Action Center

Vote No on Letting Hartford Design Our Cities

HB 6890 places expansive zoning authority in an unelected government official, increases state spending, and imposes further central planning on local development. The bill would give priority funding state discretionary grants based on standards that are not consistent with state law or planning best practices for transit-oriented development (TOD), which calls for a mix of uses and development within a half mile of high-quality transit. 

Nearly every town and city in Connecticut, would need to fundamentally change their housing development in order for the state to support its effort to clean up any previous contamination sites under brownfield remediation or for the expansion of public infrastructure. This may disincentivize local communities from making informed investments in these areas even though the evidence does not suggest that TOD is viable in most of the state as residents will only walk or take transit to jobs, services, and retail if those uses are also in walking distance of their homes and transit stations. 

Many of the terms in the bill will be defined by a “coordinator” in a new and expanded Office of Responsible Growth. This unelected position would have the authority to determine if a municipality is located within a “reasonable distance” of a “qualifying bus transit community,” what a “reasonable size is for a municipality to be required to increase the density of its housing, what “discretionary infrastructure funds” should be allocated to municipalities for various developments, and what constitutes “excessive lot sizes,” amongst other discretions. His individual, that is not elected by any Connecticut voters, would be able to change housing density in a municipality if they decide the location fits within an arbitrary distance from a “qualifying bus transit community.” This shift in policymaking would wrest planning and zoning decisions out of the hands of locally elected officials who most directly reflect the preferences of local communities. 

As a clear way to reshape local communities, municipalities that do not opt in would lose priority under state funding. This may negatively affect those municipalities and their residents in ways beyond just the immediate zoning concerns in this bill 􏰟 will these municipalities also be less likely to access the Drinking Water State Revolving Fund, the Public Water System Improvement Grant Program, the Clean Water Fund, the Urban Act, the Small Town Economic Assistance Program, etc.? Again, much of this being determined by an unelected “coordinator.” 

Any municipality that adopts a resolution to abide by the bill’s regulations and fails to implement them in a timely fashion would have to return “any discretionary infrastructure funding,” unless the “coordinator” -- alone – grants an extension.

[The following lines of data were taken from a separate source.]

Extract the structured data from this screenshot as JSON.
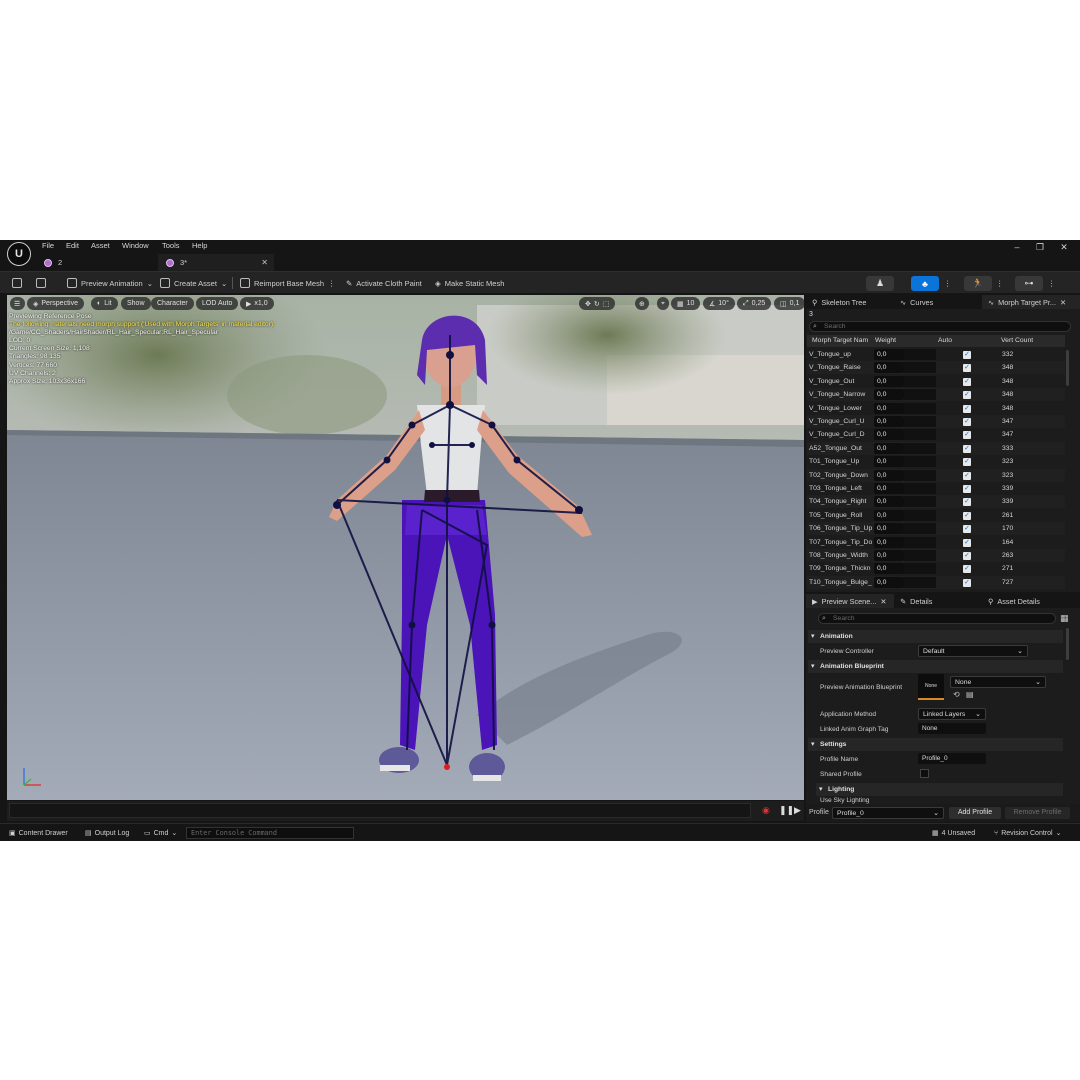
{
  "menu": [
    "File",
    "Edit",
    "Asset",
    "Window",
    "Tools",
    "Help"
  ],
  "doc_tabs": [
    {
      "label": "2",
      "active": false
    },
    {
      "label": "3*",
      "active": true
    }
  ],
  "toolbar": {
    "preview_animation": "Preview Animation",
    "create_asset": "Create Asset",
    "reimport": "Reimport Base Mesh",
    "cloth_paint": "Activate Cloth Paint",
    "static_mesh": "Make Static Mesh"
  },
  "viewport": {
    "perspective": "Perspective",
    "lit": "Lit",
    "show": "Show",
    "character": "Character",
    "lod": "LOD Auto",
    "speed": "x1,0",
    "grid": "10",
    "angle": "10°",
    "scale": "0,25",
    "cam": "0,1",
    "info": {
      "line1": "Previewing Reference Pose",
      "warn": "The following materials need morph support ('Used with Morph Targets' in material editor):",
      "path": "/Game/CC_Shaders/HairShader/RL_Hair_Specular:RL_Hair_Specular",
      "lod": "LOD: 0",
      "screen": "Current Screen Size: 1,108",
      "tris": "Triangles: 98 135",
      "verts": "Vertices: 77 660",
      "uv": "UV Channels: 2",
      "size": "Approx Size: 103x36x166"
    }
  },
  "morph_panel": {
    "tabs": [
      "Skeleton Tree",
      "Curves",
      "Morph Target Pr..."
    ],
    "count": "3",
    "search_placeholder": "Search",
    "headers": {
      "name": "Morph Target Nam",
      "weight": "Weight",
      "auto": "Auto",
      "vert": "Vert Count"
    },
    "rows": [
      {
        "name": "V_Tongue_up",
        "weight": "0,0",
        "vert": "332"
      },
      {
        "name": "V_Tongue_Raise",
        "weight": "0,0",
        "vert": "348"
      },
      {
        "name": "V_Tongue_Out",
        "weight": "0,0",
        "vert": "348"
      },
      {
        "name": "V_Tongue_Narrow",
        "weight": "0,0",
        "vert": "348"
      },
      {
        "name": "V_Tongue_Lower",
        "weight": "0,0",
        "vert": "348"
      },
      {
        "name": "V_Tongue_Curl_U",
        "weight": "0,0",
        "vert": "347"
      },
      {
        "name": "V_Tongue_Curl_D",
        "weight": "0,0",
        "vert": "347"
      },
      {
        "name": "A52_Tongue_Out",
        "weight": "0,0",
        "vert": "333"
      },
      {
        "name": "T01_Tongue_Up",
        "weight": "0,0",
        "vert": "323"
      },
      {
        "name": "T02_Tongue_Down",
        "weight": "0,0",
        "vert": "323"
      },
      {
        "name": "T03_Tongue_Left",
        "weight": "0,0",
        "vert": "339"
      },
      {
        "name": "T04_Tongue_Right",
        "weight": "0,0",
        "vert": "339"
      },
      {
        "name": "T05_Tongue_Roll",
        "weight": "0,0",
        "vert": "261"
      },
      {
        "name": "T06_Tongue_Tip_Up",
        "weight": "0,0",
        "vert": "170"
      },
      {
        "name": "T07_Tongue_Tip_Do",
        "weight": "0,0",
        "vert": "164"
      },
      {
        "name": "T08_Tongue_Width",
        "weight": "0,0",
        "vert": "263"
      },
      {
        "name": "T09_Tongue_Thickn",
        "weight": "0,0",
        "vert": "271"
      },
      {
        "name": "T10_Tongue_Bulge_",
        "weight": "0,0",
        "vert": "727"
      }
    ]
  },
  "details_panel": {
    "tabs": [
      "Preview Scene...",
      "Details",
      "Asset Details"
    ],
    "search_placeholder": "Search",
    "sections": {
      "animation": "Animation",
      "anim_bp": "Animation Blueprint",
      "settings": "Settings",
      "lighting": "Lighting"
    },
    "props": {
      "preview_controller": "Preview Controller",
      "preview_controller_val": "Default",
      "preview_anim_bp": "Preview Animation Blueprint",
      "anim_bp_thumb": "None",
      "anim_bp_val": "None",
      "app_method": "Application Method",
      "app_method_val": "Linked Layers",
      "linked_tag": "Linked Anim Graph Tag",
      "linked_tag_val": "None",
      "profile_name": "Profile Name",
      "profile_name_val": "Profile_0",
      "shared_profile": "Shared Profile",
      "use_sky": "Use Sky Lighting"
    },
    "footer": {
      "profile_label": "Profile",
      "profile_val": "Profile_0",
      "add": "Add Profile",
      "remove": "Remove Profile"
    }
  },
  "status": {
    "content_drawer": "Content Drawer",
    "output_log": "Output Log",
    "cmd": "Cmd",
    "console_placeholder": "Enter Console Command",
    "unsaved": "4 Unsaved",
    "revision": "Revision Control"
  }
}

The bill effectively requires a municipal legislative body to predetermine future decisions by a local zoning commission. Unless provided by special act, municipal legislative bodies do not have this authority. 

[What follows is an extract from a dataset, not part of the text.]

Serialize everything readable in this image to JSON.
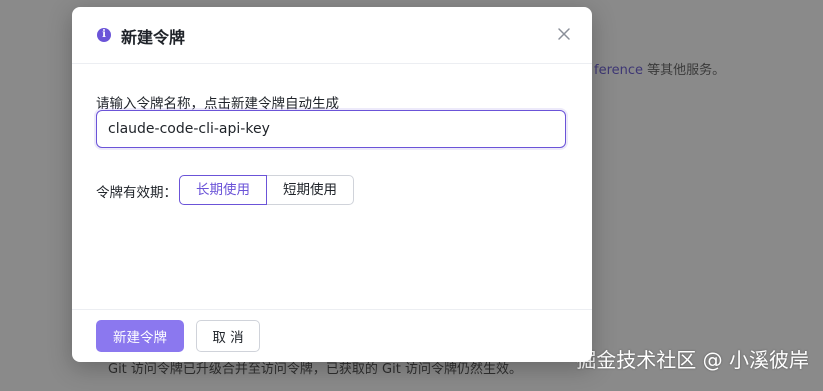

Municipalities that implement “specific additional bonus zoning criteria” beyond what is outlined in the bill shall be eligible for additional funding based on the “coordinator’s” discretion. The bill does not specify what thes “specific” criteria are, as they are to be determined by the “coordinator.” 

HB 6890 gives too much discretion to the “coordinator” of a new state agency within the Office of Policy Management and attempts to reshape every community in Connecticut.